Nonetheless, this is an unusual entry in the thriller/film-noir genre, and it's worth a look. It's not as good as Ulmer's Lugosi/Karloff vehicle "The Black Cat," but it's still damn good.

(I also think that William Warren plays one of the slimiest characters I've yet to see in a movie. Whether or not he's the serial killer Our Hero believes him to be--and I won't say that he is, because I try not to spoil movies in this space--he is definately a Bad Guy who no-one would want to see their mother marry!)



Sunday, November 15, 2009

'Baby Face Morgan' makes crime funny

Baby Face Morgan (1942)
Starring: Richard Cromwell, Robert Armstrong, Mary Carlisle, and Chick Chandler
Director: Arthur Dreifuss
Rating: Six of Ten Stars

When Edward Morgan (Cromwell) is installed as president of his dead father's insurance company, he decides to offer "racketeer insurance" to the city's truckers. Little does he know that he's been installed as the head of a crime syndicate's legitimate front... and the money he's paying out to truck company's being extorted by the gangsters is the very money that is being extorted from them.

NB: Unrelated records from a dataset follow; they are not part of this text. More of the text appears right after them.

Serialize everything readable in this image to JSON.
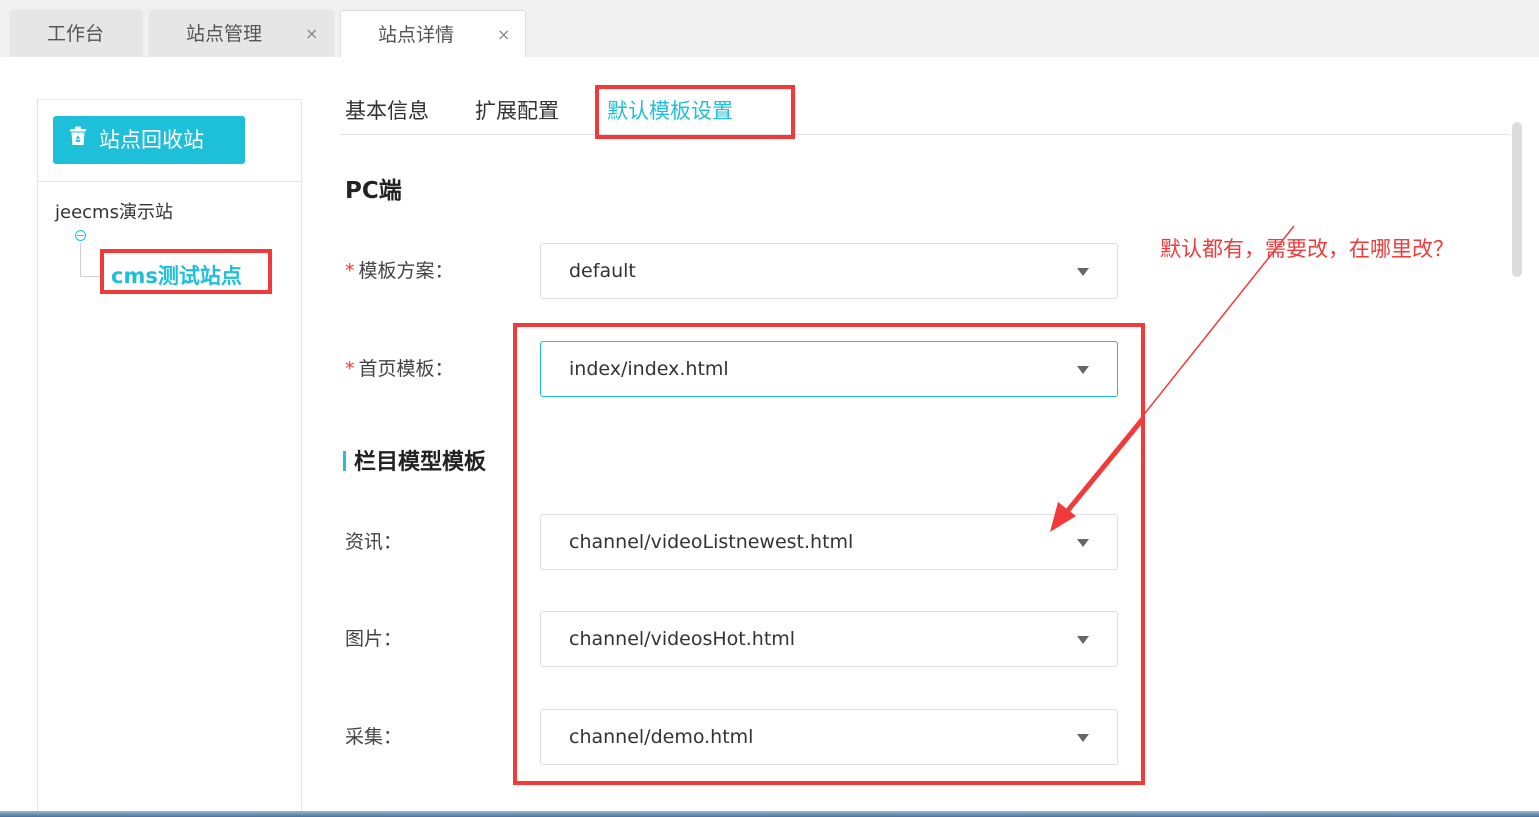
{
  "tabs": [
    {
      "label": "工作台",
      "closable": false,
      "active": false
    },
    {
      "label": "站点管理",
      "closable": true,
      "active": false
    },
    {
      "label": "站点详情",
      "closable": true,
      "active": true
    }
  ],
  "close_glyph": "×",
  "sidebar": {
    "recycle_button": "站点回收站",
    "recycle_icon": "recycle-bin-icon",
    "tree": {
      "root": "jeecms演示站",
      "toggle_glyph": "⊖",
      "child": "cms测试站点"
    }
  },
  "content_tabs": [
    {
      "label": "基本信息",
      "active": false
    },
    {
      "label": "扩展配置",
      "active": false
    },
    {
      "label": "默认模板设置",
      "active": true
    }
  ],
  "form": {
    "section_title": "PC端",
    "template_scheme": {
      "label": "模板方案：",
      "required": true,
      "value": "default"
    },
    "home_template": {
      "label": "首页模板：",
      "required": true,
      "value": "index/index.html"
    },
    "channel_model_title": "栏目模型模板",
    "channels": [
      {
        "label": "资讯：",
        "value": "channel/videoListnewest.html"
      },
      {
        "label": "图片：",
        "value": "channel/videosHot.html"
      },
      {
        "label": "采集：",
        "value": "channel/demo.html"
      }
    ],
    "required_mark": "*"
  },
  "annotation": "默认都有，需要改，在哪里改？",
  "colors": {
    "accent": "#1ec0d9",
    "highlight": "#f23a3a"
  }
}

"Baby Face Morgan" is a dippy, far-fetched mob comedy. The humor is mostly derived from the way the mobsters and Edward continue to work at cross-purposes, and it's made all the more funny by the fact that the mastermind of the scheme (Armstrong) would have known Edward was handing the extortion money (and much more!) straight back to the truckers.

I kept expecting the film to go in a direction it didn't--I found myself wondering if Edward could get large policies at the drop of a hat, why didn't the mobsters just go into insurance--but the film never did go there.

It also never quite went as far in the screwball direction as I would have liked it to go. The film is full of great ideas that are not quite used to their fullest potential, due to a weak script and a cast of so-so actors.

Still, the film is short, fast-moving and never boring.